A real AI use policy is not a one-page statement that "the organisation supports the responsible use of AI." That's a press release. A real policy is an operational document that tells every person in the organisation:

  • Which specific AI tools they are permitted to use, and through which accounts
  • What types of data they may submit to those tools, and what types they may not
  • What review process applies to AI-generated content before it leaves the organisation
  • What happens when something goes wrong, and who they tell
  • How the policy itself is reviewed and updated as the technology changes

That document is the difference between an organisation that benefits from AI safely and an organisation that has staff doing whatever they want with member data, no idea what's actually happening, and exposure under the Privacy Act 1988.

The four sections that matter most

If your board is reviewing an AI use policy this quarter, the four sections to interrogate hardest are:

1. The approved tools list

This is the simplest section and the most important. It names the specific AI tools the organisation has approved for use, and the specific accounts (enterprise versus personal) through which they must be accessed. Without an approved tools list, the policy is theoretical. With one, every staff member knows exactly what they may use and exactly what they may not.

The board's question: is this list current, and who is responsible for keeping it current?

2. The data tier framework

Not all data is the same. The policy must define data tiers — typically four — and which tier of AI tool may be used for each. The most common framework:

  • Tier 1 — Public information: any approved AI tool
  • Tier 2 — Internal information (financial data, board papers, staff information): enterprise tools only
  • Tier 3 — Member personal information: enterprise tools only, never consumer tools
  • Tier 4 — Sensitive personal information (health, financial, disciplinary): CEO approval required, with documented legal advice

The board's question: has every staff member been trained on which tier their daily work involves?

3. The review process

AI-generated content is not the same as human-written content. It hallucinates. It drifts from established positions. It produces fluent-sounding language that may be factually incorrect. The policy must define the review process required before AI output leaves the organisation — and that process must be proportionate to risk.

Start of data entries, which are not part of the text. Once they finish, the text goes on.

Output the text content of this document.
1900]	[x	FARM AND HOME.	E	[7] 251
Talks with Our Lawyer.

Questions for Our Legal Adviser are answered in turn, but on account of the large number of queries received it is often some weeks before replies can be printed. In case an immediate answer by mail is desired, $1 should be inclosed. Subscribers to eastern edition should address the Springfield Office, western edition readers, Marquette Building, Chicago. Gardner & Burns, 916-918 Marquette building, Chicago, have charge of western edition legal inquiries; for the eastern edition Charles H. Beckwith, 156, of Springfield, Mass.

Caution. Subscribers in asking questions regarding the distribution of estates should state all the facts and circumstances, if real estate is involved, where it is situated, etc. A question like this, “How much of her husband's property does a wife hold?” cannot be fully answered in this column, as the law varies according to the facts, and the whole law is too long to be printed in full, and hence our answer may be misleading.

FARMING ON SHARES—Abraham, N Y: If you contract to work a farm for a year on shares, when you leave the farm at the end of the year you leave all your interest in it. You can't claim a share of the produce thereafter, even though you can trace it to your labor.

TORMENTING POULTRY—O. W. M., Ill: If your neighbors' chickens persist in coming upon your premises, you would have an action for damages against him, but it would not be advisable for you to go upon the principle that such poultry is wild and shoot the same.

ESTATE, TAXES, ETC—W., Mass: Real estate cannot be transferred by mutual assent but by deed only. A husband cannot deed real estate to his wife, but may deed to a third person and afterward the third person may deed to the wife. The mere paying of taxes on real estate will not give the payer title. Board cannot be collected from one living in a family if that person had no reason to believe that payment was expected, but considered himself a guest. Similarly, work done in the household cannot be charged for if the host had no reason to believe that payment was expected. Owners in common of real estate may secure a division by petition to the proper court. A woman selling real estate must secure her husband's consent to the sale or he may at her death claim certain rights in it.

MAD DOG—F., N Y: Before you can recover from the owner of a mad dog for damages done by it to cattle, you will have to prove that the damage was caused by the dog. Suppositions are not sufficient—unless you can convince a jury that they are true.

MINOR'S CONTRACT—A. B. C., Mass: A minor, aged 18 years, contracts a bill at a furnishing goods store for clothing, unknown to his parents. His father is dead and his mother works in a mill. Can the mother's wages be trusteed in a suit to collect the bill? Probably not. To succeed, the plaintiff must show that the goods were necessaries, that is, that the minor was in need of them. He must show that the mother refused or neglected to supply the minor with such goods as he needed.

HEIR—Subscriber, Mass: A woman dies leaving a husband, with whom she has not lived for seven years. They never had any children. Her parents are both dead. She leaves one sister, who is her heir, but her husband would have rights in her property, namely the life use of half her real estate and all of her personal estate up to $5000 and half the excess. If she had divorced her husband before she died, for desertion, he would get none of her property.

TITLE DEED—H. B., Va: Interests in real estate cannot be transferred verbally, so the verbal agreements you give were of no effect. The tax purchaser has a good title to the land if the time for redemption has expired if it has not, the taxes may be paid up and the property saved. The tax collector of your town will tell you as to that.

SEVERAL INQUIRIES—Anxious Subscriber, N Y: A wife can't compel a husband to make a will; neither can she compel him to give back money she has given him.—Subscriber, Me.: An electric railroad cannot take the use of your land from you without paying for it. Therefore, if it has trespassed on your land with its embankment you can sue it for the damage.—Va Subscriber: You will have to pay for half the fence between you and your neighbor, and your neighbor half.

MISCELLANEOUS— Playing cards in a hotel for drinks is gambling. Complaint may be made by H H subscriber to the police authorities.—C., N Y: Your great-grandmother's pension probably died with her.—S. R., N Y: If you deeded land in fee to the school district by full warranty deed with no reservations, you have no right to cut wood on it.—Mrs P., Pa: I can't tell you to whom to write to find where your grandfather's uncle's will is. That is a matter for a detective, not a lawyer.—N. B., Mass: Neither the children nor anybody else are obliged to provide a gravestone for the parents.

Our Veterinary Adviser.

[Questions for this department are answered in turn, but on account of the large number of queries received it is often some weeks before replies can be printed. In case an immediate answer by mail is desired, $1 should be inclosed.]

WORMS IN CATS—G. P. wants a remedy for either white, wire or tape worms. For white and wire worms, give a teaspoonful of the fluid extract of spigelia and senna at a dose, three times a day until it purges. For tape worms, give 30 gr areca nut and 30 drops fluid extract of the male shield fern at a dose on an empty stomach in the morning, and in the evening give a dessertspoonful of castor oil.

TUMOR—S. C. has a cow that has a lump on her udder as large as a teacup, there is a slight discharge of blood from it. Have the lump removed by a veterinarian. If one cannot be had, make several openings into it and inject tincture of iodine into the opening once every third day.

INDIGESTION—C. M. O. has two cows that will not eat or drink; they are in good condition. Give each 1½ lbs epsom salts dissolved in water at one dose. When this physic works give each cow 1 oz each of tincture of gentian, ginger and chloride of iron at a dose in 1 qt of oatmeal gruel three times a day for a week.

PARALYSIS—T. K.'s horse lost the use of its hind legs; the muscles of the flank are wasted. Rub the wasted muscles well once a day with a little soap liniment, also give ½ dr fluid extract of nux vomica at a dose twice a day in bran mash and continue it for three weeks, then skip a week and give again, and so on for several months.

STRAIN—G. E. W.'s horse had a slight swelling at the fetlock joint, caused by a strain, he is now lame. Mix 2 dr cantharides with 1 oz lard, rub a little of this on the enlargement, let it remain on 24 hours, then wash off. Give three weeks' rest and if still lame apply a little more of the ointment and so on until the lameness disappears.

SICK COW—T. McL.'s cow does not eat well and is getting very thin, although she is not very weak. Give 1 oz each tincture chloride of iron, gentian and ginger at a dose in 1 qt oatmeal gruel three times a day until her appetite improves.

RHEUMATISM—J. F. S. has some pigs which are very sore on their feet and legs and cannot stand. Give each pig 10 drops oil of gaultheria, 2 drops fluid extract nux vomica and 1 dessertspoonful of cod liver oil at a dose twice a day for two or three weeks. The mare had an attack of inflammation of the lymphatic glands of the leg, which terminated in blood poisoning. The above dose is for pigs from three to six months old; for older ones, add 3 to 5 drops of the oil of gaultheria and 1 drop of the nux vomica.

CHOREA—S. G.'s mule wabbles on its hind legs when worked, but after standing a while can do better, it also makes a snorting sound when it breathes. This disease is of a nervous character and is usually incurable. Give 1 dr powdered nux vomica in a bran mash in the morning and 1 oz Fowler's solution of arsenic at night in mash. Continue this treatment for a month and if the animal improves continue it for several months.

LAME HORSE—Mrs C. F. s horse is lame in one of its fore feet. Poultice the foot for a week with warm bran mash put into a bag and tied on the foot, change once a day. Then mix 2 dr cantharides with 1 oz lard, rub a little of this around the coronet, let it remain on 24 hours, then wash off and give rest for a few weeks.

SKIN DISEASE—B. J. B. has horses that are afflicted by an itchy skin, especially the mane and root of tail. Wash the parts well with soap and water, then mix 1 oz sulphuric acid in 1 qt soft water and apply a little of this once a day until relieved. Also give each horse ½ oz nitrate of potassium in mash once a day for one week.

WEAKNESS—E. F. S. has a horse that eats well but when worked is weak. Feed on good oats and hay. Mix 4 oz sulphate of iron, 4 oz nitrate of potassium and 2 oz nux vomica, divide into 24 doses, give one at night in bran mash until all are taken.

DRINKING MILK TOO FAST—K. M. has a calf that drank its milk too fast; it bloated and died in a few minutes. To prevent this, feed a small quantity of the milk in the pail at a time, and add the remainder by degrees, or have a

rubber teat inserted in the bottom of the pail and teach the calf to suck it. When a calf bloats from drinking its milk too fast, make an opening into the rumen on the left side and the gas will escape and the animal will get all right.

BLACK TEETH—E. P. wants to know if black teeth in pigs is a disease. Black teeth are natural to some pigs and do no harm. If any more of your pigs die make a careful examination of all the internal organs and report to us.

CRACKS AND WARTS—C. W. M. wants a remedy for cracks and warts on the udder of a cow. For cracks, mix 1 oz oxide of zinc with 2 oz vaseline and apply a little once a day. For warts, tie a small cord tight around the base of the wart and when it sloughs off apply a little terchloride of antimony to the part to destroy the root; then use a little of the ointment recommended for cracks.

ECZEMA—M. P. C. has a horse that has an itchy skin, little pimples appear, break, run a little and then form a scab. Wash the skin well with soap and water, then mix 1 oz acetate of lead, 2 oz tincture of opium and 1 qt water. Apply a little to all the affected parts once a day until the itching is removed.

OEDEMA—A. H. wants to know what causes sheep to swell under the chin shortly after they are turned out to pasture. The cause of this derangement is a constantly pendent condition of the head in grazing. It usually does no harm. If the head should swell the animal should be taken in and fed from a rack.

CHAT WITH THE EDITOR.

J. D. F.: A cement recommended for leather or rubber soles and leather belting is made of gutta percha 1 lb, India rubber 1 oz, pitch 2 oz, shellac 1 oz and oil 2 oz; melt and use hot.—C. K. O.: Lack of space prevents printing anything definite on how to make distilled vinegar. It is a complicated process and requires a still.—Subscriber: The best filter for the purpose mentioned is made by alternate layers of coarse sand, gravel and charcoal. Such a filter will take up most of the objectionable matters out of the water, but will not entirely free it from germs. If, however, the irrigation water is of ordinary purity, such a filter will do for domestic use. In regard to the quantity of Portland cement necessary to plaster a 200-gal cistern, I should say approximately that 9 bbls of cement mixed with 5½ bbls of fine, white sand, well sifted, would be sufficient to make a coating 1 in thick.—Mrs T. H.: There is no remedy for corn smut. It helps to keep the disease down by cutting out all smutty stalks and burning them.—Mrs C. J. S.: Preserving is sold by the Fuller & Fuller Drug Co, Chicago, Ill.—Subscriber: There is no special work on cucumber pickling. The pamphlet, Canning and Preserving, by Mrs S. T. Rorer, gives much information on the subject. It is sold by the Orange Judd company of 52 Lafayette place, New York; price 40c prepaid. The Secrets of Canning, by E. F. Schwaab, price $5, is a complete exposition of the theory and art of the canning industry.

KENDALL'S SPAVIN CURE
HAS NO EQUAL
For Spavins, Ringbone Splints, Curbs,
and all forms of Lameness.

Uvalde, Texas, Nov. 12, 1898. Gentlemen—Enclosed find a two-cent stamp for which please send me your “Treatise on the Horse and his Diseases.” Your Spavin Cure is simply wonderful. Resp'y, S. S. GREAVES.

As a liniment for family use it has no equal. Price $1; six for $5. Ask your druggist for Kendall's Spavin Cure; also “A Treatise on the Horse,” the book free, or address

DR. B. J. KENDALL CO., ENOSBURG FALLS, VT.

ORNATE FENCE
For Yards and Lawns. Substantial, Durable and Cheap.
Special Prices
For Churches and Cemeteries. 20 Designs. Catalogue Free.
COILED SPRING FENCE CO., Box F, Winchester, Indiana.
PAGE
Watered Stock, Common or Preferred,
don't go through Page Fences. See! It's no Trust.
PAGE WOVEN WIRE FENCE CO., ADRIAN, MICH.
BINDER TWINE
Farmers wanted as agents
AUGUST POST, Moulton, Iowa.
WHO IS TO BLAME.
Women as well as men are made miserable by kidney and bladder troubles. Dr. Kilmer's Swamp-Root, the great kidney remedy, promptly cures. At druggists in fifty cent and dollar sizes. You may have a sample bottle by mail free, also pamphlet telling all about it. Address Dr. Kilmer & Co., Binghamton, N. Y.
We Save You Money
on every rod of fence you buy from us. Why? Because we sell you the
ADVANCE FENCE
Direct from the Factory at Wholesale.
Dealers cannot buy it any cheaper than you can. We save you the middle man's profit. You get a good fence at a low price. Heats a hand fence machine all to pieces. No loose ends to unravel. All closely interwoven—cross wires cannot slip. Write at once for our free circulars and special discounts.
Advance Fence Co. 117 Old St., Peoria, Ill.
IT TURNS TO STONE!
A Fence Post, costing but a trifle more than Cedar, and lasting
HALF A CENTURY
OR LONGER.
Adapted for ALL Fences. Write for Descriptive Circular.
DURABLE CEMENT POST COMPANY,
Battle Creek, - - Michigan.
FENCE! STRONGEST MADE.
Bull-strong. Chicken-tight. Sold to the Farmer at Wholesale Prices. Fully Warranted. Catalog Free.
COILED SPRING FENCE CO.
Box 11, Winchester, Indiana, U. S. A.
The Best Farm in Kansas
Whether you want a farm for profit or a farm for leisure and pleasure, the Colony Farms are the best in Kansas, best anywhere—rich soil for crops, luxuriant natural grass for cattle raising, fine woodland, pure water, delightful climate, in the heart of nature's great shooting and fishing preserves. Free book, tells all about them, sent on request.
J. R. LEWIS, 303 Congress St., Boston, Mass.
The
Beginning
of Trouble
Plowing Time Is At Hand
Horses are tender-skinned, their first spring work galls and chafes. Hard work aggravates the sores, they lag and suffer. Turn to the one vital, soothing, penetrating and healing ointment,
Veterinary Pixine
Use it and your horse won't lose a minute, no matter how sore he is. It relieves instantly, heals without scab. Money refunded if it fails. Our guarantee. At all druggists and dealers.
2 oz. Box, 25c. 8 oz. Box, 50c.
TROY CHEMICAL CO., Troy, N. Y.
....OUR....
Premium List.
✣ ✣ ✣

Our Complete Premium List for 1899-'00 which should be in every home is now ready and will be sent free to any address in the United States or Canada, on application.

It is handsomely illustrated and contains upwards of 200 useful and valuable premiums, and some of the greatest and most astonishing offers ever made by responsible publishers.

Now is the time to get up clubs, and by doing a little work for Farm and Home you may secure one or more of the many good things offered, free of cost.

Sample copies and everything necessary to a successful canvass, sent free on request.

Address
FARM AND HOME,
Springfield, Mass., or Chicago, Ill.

The board's question: are review processes proportionate to the risk of the content, and are they actually being followed, not just documented?

4. The incident response process

Something will go wrong. Either someone will paste member data into a consumer AI tool, or an AI-generated document will go out with a factual error, or a vendor will suffer a data breach. The policy must specify what happens next — who is told, in what timeframe, with what documentation, and whether the Notifiable Data Breaches scheme applies.

The board's question: does this policy describe how we'd respond to an AI incident, or just what we'd like to prevent?

Why this is governance work, not management work

Some boards push back on AI policy review with the reasonable observation that it's an operational matter that should sit with the CEO. That's half right. The implementation is the CEO's responsibility. The policy itself is the board's responsibility, because the policy commits the organisation to a particular standard of conduct and creates the framework against which the CEO will be held accountable.

A board that hasn't approved a current AI use policy has, by default, approved unmanaged AI use across the organisation.

If your association has an AI use policy approved before May 2024, it's almost certainly out of date. The AI landscape has moved. The tools have changed. The legal environment has changed. The policy that was adequate two years ago is no longer adequate.

What to do this quarter

If your board hasn't reviewed the AI use policy in the past 12 months, this quarter is when to do it. The work involved is roughly:

  1. CEO commissions an audit of current AI use across the organisation — formal and informal
  2. Draft policy updated against current tool landscape and current legal obligations
  3. Legal review (not a junior lawyer — someone with AI and Privacy Act experience)
  4. Board AI governance briefing (one hour, focused on the questions in this article)
  5. Formal board approval, with policy added to the governance calendar for annual review

Total board time required: roughly two hours over a single board meeting. The protection that two hours buys is substantial. The alternative — unmanaged AI use across the organisation, with no formal board-approved framework — is the risk position most associations are currently in, whether they know it or not.

The budget runs the financial year. The AI use policy runs the era. Spend accordingly.